An art gallery/restaurant we stumbled upon
I departed for PEI, equipped with a disposable camera, trusted Nikon, and a willingness to extract what beauty could be found from Canada’s oldest and smallest province. Known as the birthplace of the Canadian confederacy, I expected an experience of conservative culture and reverence for tradition. I couldn’t have anticipated the rich and artistically grounded culture that I stumbled upon.
PEI was the backdrop for the “Ann of Green Gables” books, a familiar American story for most millennials. The stories are the surprising source of a great theatre scene on the island. Tuesday morning, my friend and I found ourselves at a fantastically quaint coffee shop in the heart of town. “Why did you move here?,” I asked a young, good looking guy behind the counter. In roman-looking leather sandals and thin, square reading glasses, he seemed far too cultured to live here. “Acting. I moved here from Toronto because I got a part in the Gables show.”

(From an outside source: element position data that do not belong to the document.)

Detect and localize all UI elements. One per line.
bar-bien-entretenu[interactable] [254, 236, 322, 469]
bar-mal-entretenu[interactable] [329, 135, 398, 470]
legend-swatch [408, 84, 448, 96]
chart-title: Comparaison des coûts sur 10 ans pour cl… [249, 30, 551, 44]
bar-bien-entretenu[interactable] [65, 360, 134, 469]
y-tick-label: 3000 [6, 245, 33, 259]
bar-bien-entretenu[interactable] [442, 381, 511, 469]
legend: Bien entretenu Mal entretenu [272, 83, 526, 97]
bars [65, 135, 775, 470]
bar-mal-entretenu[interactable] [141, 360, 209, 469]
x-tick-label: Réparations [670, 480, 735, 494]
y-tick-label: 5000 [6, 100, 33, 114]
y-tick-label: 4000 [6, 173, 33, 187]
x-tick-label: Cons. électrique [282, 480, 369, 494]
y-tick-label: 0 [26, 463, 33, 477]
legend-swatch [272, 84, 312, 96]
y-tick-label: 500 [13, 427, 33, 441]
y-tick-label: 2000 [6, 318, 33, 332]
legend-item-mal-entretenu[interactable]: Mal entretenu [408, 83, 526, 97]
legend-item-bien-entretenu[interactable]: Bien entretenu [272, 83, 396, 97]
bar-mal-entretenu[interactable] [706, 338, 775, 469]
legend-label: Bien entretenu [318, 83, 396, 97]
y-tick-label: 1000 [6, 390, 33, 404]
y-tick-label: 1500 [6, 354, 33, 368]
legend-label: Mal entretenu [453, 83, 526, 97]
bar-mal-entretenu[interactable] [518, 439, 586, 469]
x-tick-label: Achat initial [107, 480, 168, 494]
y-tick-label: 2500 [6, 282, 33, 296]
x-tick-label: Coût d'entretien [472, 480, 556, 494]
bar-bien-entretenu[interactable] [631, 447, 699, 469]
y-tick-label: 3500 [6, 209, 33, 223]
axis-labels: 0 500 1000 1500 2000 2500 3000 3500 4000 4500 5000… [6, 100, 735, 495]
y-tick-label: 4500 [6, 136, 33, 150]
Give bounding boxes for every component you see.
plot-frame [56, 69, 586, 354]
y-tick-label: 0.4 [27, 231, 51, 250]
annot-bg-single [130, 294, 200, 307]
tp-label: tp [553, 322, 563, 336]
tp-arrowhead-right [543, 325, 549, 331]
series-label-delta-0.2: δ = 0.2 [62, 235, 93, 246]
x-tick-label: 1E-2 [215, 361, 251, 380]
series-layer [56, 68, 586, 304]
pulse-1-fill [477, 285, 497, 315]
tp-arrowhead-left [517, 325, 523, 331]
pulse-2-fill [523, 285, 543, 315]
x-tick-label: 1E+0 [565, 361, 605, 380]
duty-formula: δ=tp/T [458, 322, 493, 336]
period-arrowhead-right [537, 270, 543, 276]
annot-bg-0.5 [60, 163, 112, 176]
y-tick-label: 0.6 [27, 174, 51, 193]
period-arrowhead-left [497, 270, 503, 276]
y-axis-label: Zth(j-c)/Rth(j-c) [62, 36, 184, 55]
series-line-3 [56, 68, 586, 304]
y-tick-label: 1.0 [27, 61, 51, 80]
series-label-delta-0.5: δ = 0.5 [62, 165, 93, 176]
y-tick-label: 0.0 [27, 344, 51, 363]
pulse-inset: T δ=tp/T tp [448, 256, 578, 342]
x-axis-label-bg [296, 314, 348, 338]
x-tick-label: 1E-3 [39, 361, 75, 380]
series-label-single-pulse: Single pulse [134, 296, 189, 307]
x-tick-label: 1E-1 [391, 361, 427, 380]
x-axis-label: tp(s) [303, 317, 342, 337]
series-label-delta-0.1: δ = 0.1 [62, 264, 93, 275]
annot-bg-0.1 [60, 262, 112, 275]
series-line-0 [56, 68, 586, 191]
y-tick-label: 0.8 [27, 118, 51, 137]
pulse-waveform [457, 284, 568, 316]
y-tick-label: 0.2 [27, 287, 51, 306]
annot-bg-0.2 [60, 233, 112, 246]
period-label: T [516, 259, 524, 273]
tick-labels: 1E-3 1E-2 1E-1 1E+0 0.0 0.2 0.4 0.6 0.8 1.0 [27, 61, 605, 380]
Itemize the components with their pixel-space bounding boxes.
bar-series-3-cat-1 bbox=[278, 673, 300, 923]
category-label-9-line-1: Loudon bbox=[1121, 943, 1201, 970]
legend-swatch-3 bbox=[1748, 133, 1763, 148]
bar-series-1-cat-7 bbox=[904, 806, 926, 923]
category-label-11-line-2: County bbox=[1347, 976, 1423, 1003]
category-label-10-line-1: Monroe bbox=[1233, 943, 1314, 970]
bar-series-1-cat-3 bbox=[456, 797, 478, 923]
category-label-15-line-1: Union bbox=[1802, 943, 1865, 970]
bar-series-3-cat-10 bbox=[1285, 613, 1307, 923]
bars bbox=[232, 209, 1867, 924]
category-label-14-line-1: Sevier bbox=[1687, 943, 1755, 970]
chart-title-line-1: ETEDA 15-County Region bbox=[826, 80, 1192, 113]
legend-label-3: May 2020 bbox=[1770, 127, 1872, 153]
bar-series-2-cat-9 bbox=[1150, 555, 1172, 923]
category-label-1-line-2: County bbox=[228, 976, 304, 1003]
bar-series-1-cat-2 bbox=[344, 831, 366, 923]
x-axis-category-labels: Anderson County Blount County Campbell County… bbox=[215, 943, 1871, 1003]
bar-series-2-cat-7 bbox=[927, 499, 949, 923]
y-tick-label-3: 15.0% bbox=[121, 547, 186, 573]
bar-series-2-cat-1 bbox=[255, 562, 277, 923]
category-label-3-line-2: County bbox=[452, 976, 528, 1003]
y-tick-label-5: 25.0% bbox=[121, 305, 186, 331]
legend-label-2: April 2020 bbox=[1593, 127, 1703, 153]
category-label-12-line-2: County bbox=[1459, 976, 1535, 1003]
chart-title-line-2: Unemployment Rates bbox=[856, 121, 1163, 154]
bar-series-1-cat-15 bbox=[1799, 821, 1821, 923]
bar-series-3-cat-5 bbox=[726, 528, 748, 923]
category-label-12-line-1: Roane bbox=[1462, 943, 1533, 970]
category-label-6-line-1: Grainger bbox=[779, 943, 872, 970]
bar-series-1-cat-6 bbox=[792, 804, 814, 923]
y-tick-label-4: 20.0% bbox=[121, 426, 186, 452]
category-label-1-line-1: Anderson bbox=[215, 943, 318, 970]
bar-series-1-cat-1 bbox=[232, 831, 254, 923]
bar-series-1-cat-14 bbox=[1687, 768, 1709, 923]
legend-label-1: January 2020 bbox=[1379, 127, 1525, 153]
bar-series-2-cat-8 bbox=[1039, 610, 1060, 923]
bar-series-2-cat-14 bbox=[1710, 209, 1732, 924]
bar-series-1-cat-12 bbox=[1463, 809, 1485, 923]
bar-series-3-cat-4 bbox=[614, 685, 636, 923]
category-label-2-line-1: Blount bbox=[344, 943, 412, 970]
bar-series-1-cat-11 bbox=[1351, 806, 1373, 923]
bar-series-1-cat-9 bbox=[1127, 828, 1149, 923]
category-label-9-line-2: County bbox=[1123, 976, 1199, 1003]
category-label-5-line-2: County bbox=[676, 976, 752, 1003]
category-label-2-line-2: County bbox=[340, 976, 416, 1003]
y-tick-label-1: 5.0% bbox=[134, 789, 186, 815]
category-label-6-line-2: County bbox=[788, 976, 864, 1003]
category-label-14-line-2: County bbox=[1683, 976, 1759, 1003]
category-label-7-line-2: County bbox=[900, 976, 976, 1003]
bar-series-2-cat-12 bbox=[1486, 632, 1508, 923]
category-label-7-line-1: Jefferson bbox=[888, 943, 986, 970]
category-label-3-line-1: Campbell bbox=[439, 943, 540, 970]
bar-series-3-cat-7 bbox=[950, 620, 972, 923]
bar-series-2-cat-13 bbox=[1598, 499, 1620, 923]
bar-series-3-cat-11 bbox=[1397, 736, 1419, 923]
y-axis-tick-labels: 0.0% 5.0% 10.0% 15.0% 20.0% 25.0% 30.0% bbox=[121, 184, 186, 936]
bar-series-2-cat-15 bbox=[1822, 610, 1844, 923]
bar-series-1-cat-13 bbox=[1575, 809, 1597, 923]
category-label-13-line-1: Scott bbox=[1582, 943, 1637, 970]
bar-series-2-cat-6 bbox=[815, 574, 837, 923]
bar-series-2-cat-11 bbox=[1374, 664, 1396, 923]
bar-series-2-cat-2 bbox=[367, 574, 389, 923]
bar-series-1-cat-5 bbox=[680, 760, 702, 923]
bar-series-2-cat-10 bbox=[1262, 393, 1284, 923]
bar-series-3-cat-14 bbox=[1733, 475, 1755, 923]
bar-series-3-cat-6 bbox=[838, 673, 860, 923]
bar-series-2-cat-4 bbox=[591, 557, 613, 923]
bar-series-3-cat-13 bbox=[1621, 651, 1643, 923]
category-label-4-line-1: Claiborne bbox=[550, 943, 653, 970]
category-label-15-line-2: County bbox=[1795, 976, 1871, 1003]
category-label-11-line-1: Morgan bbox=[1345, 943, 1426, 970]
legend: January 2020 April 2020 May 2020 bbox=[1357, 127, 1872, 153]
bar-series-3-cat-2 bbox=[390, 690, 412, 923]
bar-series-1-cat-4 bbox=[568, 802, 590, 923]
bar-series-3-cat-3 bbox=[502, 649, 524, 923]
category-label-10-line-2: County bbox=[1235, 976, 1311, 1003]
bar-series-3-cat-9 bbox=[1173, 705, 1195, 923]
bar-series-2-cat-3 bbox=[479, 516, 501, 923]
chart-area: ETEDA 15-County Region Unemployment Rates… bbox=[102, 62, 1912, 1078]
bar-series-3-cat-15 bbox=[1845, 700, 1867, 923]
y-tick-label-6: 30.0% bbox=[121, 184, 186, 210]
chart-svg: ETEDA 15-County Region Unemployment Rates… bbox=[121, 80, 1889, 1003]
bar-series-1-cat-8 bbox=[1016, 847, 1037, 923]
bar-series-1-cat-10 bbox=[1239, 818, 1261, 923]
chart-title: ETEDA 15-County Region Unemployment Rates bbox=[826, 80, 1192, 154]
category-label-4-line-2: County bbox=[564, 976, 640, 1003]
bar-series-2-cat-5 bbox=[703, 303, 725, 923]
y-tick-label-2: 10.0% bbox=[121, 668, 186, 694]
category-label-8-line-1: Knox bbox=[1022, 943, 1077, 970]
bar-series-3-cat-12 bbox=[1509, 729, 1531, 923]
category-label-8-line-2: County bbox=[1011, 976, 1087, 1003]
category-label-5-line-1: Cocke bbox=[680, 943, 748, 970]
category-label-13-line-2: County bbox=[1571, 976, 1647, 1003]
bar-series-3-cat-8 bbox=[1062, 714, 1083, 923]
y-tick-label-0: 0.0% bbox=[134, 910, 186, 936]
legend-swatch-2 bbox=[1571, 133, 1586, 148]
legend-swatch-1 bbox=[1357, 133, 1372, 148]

Outside the theatre scene, art is a tangible and pervasive presence on the island. Despite the general lack of stores that marks even the downtown area, you can’t walk a block without passing a gallery. While still-life and landscapes are predictably common, they’re contemporary in style and often quite good. But the art scene seemed too dense to stem from a beautiful landscape alone. What was the cause? Long winters with nothing to do? Tourism?
As it turns out, local vocational schools are a driving force for the prevalence of art as career and hobby. They present art in a practical way, as a means of self-expression. This type of education avoids the haughty austerity that characterizes many of the fine arts programs in traditional universities.
But another big source of art culture on Prince Edward Island is, surprisingly enough, WWll. Since Clinton declared amnesty for those who fled to Canada, thousands of young adults moved to the island to avoid the draft, many creatively inclined and all looking to earn a living. Most who moved to PEI during this time never moved back. A generation later, we still see art as a passion of many.
We were lucky enough to visit during the PEI Art Gallery’s showing of “Oh, Canada!,” a massive exhibit featuring over 100 works by Canadian artists, specifically those lesser known. It attempts to shed light on the intricate culture of Canada (of which I knew nothing), showcasing work in every medium and style you could imagine. A lot of the works revolved around primal themes, ethnographic and reflective of nature. Some were abrasively modern. Most personally memorable was a collection of pastel, fist-size teeth that greeted us from strings hanging from the ceiling at the entrance. But some pieces struck a delightful balance. Stand out titles included, “Hollow Victory (You gotta learn to hold ya Own. They get jealous when They see ya with ya mobile phone.),” “I Triumphed and I Saddened With All Weather,” and the interesting animation “Secret Citadel" by Graeme Patterson, which I’ve linked below. Patterson is an aesthetically unique sculptist whose animation describes the phases of male friendship.